With the signing of the agreement, the Bank is now set to begin the implementation of its US$1billion Continental Transit Guarantee Scheme, of which about US$200 million is earmarked for the COMESA region.
The Agreement was signed today by Professor Benedict Oramah, President of Afreximbank and Dr. Elirehima Joshuo Doriye, Chairperson of the Council of Regional Customs Transit Guarantee (RCTG).
It sets the stage for the implementation of the Afreximbank African Collaborative Transit Guarantee Scheme (AACTGS), a programme designed to facilitate the smooth transit of goods across Africa through a continent-wide single-technology enabled transit guarantee scheme.
Through the scheme, Afreximbank will ensure that, when goods do not complete their transit, sums are paid in line with the duties and taxes that would have been required, thereby enhancing tax collection for African nations.
In addition, the transit guarantees provided by the Bank will enable businesses to release working capital otherwise tied up as collateral against transit bonds, while also accelerating the movement of goods across borders.
Prof.
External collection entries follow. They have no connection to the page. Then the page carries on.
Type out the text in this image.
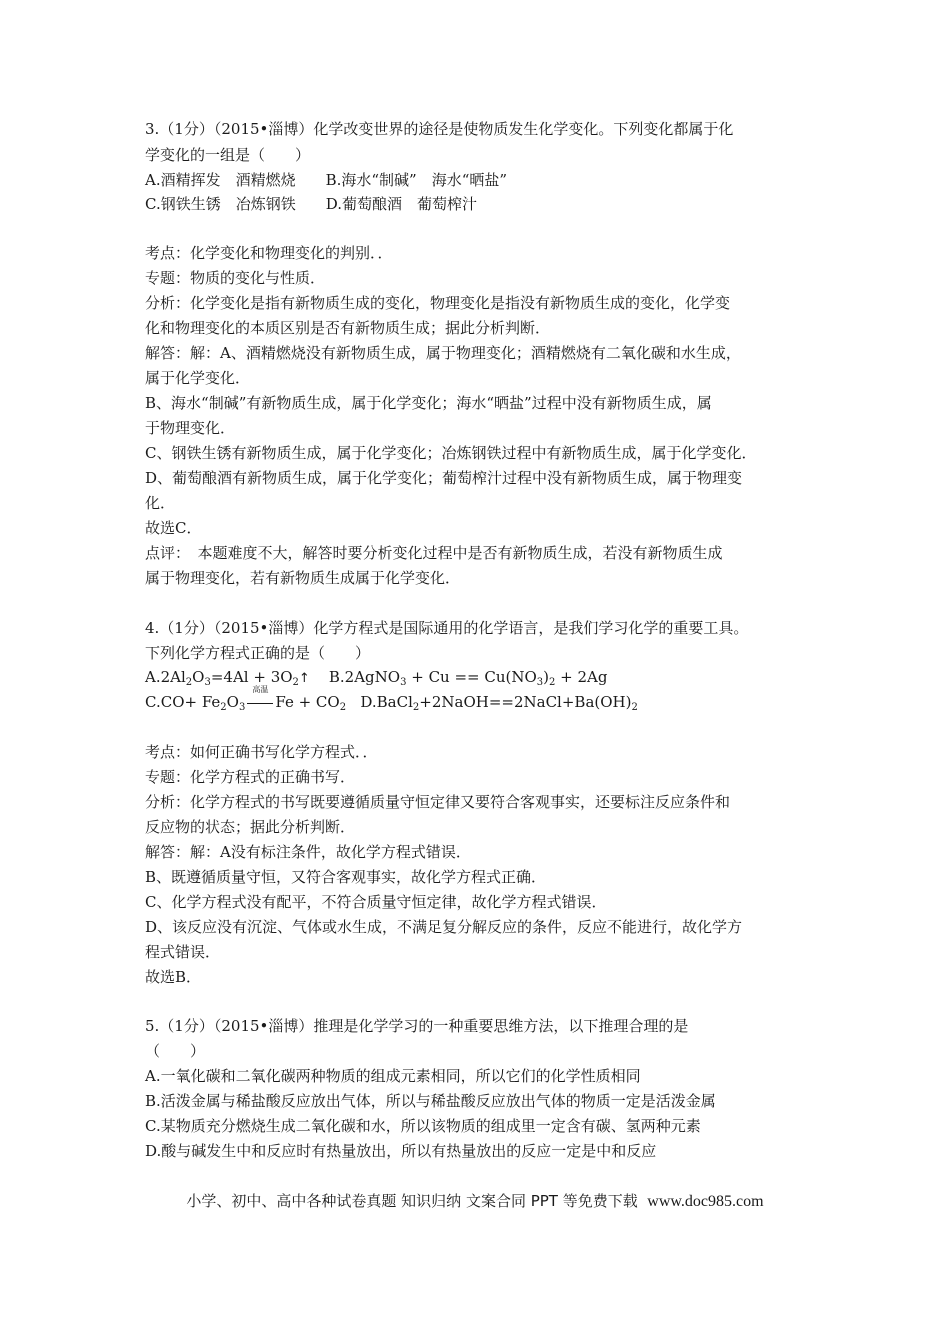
3.（1分）（2015•淄博）化学改变世界的途径是使物质发生化学变化。下列变化都属于化
学变化的一组是（　　）
A.酒精挥发　酒精燃烧　　B.海水“制碱”　海水“晒盐”
C.钢铁生锈　冶炼钢铁　　D.葡萄酿酒　葡萄榨汁
考点：化学变化和物理变化的判别．．
专题：物质的变化与性质．
分析：化学变化是指有新物质生成的变化，物理变化是指没有新物质生成的变化，化学变
化和物理变化的本质区别是否有新物质生成；据此分析判断．
解答：解：A、酒精燃烧没有新物质生成，属于物理变化；酒精燃烧有二氧化碳和水生成，
属于化学变化．
B、海水“制碱”有新物质生成，属于化学变化；海水“晒盐”过程中没有新物质生成，属
于物理变化．
C、钢铁生锈有新物质生成，属于化学变化；冶炼钢铁过程中有新物质生成，属于化学变化．
D、葡萄酿酒有新物质生成，属于化学变化；葡萄榨汁过程中没有新物质生成，属于物理变
化．
故选C．
点评：　本题难度不大，解答时要分析变化过程中是否有新物质生成，若没有新物质生成
属于物理变化，若有新物质生成属于化学变化．
4.（1分）（2015•淄博）化学方程式是国际通用的化学语言，是我们学习化学的重要工具。
下列化学方程式正确的是（　　）
$A.2Al_2O_3=4Al$ + $3O_2↑$ B.2AgNO$_3$ + $Cu == Cu(NO_3)_2 + 2Ag$
$C.CO+ Fe_2O_3$
高温
$Fe + CO_2$ $D.BaCl_2+2NaOH==2NaCl+Ba(OH)_2$
考点：如何正确书写化学方程式．．
专题：化学方程式的正确书写．
分析：化学方程式的书写既要遵循质量守恒定律又要符合客观事实，还要标注反应条件和
反应物的状态；据此分析判断．
解答：解：A没有标注条件，故化学方程式错误．
B、既遵循质量守恒，又符合客观事实，故化学方程式正确．
C、化学方程式没有配平，不符合质量守恒定律，故化学方程式错误．
D、该反应没有沉淀、气体或水生成，不满足复分解反应的条件，反应不能进行，故化学方
程式错误．
故选B．
5.（1分）（2015•淄博）推理是化学学习的一种重要思维方法，以下推理合理的是
（　　）
A.一氧化碳和二氧化碳两种物质的组成元素相同，所以它们的化学性质相同
B.活泼金属与稀盐酸反应放出气体，所以与稀盐酸反应放出气体的物质一定是活泼金属
C.某物质充分燃烧生成二氧化碳和水，所以该物质的组成里一定含有碳、氢两种元素
D.酸与碱发生中和反应时有热量放出，所以有热量放出的反应一定是中和反应
小学、初中、高中各种试卷真题 知识归纳 文案合同 PPT 等免费下载 www.doc985.com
Benedict Orama said the launch of the Transit Guarantee Scheme is a milestone in Africa’s journey towards deepening regional integration.
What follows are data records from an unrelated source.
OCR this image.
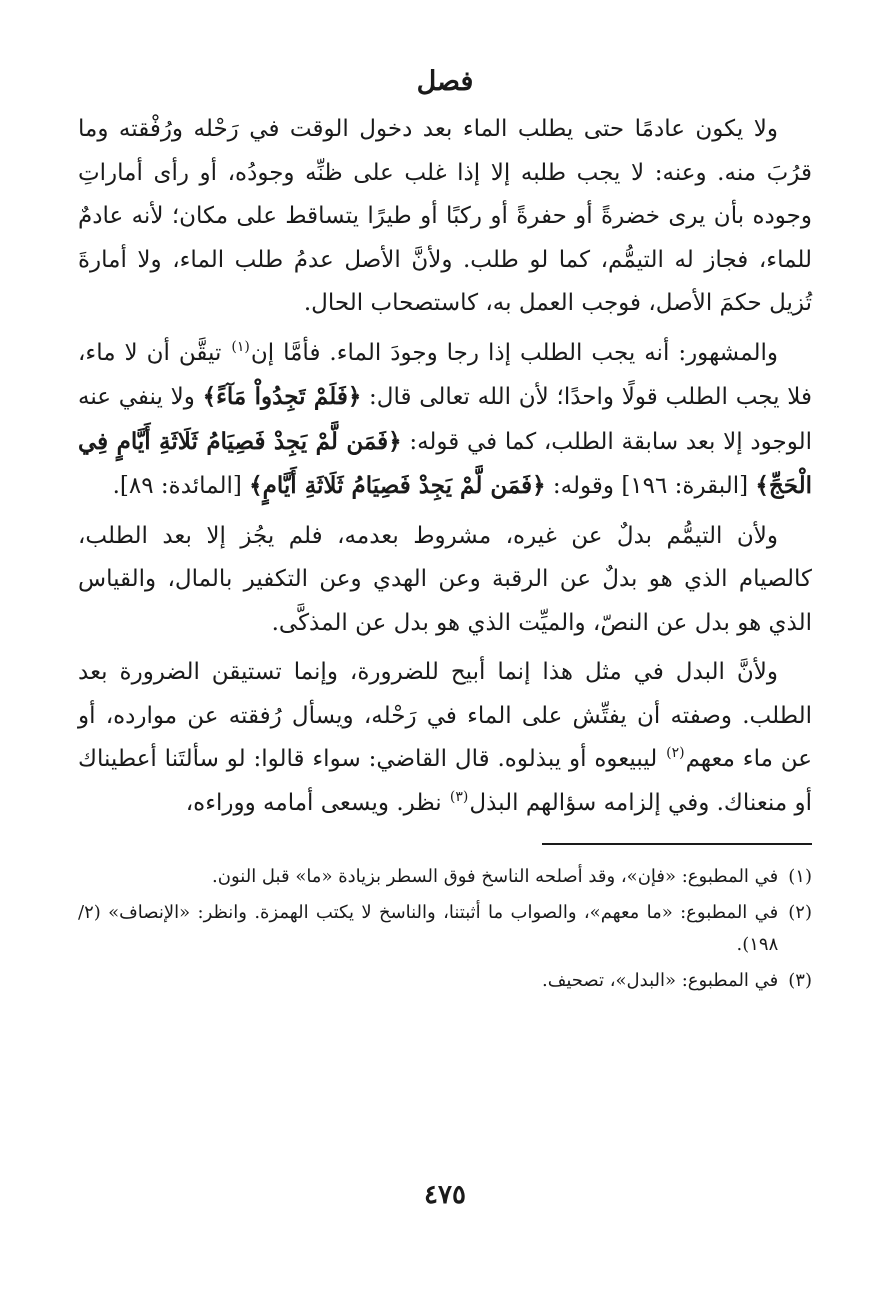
فصل

ولا يكون عادمًا حتى يطلب الماء بعد دخول الوقت في رَحْله ورُفْقته وما قرُبَ منه. وعنه: لا يجب طلبه إلا إذا غلب على ظنِّه وجودُه، أو رأى أماراتِ وجوده بأن يرى خضرةً أو حفرةً أو ركبًا أو طيرًا يتساقط على مكان؛ لأنه عادمٌ للماء، فجاز له التيمُّم، كما لو طلب. ولأنَّ الأصل عدمُ طلب الماء، ولا أمارةَ تُزيل حكمَ الأصل، فوجب العمل به، كاستصحاب الحال.

والمشهور: أنه يجب الطلب إذا رجا وجودَ الماء. فأمَّا إن$^{(١)}$ تيقَّن أن لا ماء، فلا يجب الطلب قولًا واحدًا؛ لأن الله تعالى قال: ﴿فَلَمْ تَجِدُواْ مَآءً﴾ ولا ينفي عنه الوجود إلا بعد سابقة الطلب، كما في قوله: ﴿فَمَن لَّمْ يَجِدْ فَصِيَامُ ثَلَاثَةِ أَيَّامٍ فِي الْحَجِّ﴾ [البقرة: ١٩٦] وقوله: ﴿فَمَن لَّمْ يَجِدْ فَصِيَامُ ثَلَاثَةِ أَيَّامٍ﴾ [المائدة: ٨٩].

ولأن التيمُّم بدلٌ عن غيره، مشروط بعدمه، فلم يجُز إلا بعد الطلب، كالصيام الذي هو بدلٌ عن الرقبة وعن الهدي وعن التكفير بالمال، والقياس الذي هو بدل عن النصّ، والميِّت الذي هو بدل عن المذكَّى.

ولأنَّ البدل في مثل هذا إنما أبيح للضرورة، وإنما تستيقن الضرورة بعد الطلب. وصفته أن يفتِّش على الماء في رَحْله، ويسأل رُفقته عن موارده، أو عن ماء معهم$^{(٢)}$ ليبيعوه أو يبذلوه. قال القاضي: سواء قالوا: لو سألتَنا أعطيناك أو منعناك. وفي إلزامه سؤالهم البذل$^{(٣)}$ نظر. ويسعى أمامه ووراءه،

(١)
في المطبوع: «فإن»، وقد أصلحه الناسخ فوق السطر بزيادة «ما» قبل النون.
(٢)
في المطبوع: «ما معهم»، والصواب ما أثبتنا، والناسخ لا يكتب الهمزة. وانظر: «الإنصاف» (٢/ ١٩٨).
(٣)
في المطبوع: «البدل»، تصحيف.
٤٧٥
He said the programme is a key tool for delivering on the vision of the African Continental Free Trade Area, and that the scheme will facilitate the seamless flow of goods in a connected Africa.
“It will accelerate trade, reduce the cost of trading, release capital for businesses investment, improve the bankability of intra-African trade, and in the end, reduce prices for consumers.
“The launch of the scheme in the COMESA region is a momentous occasion, but is also just the first step in a programme designed to be implemented across the entire continent. With this scheme, the Cape to Cairo road project will become a financially viable cross-continental trade route,” said Prof. Benedict Oramah.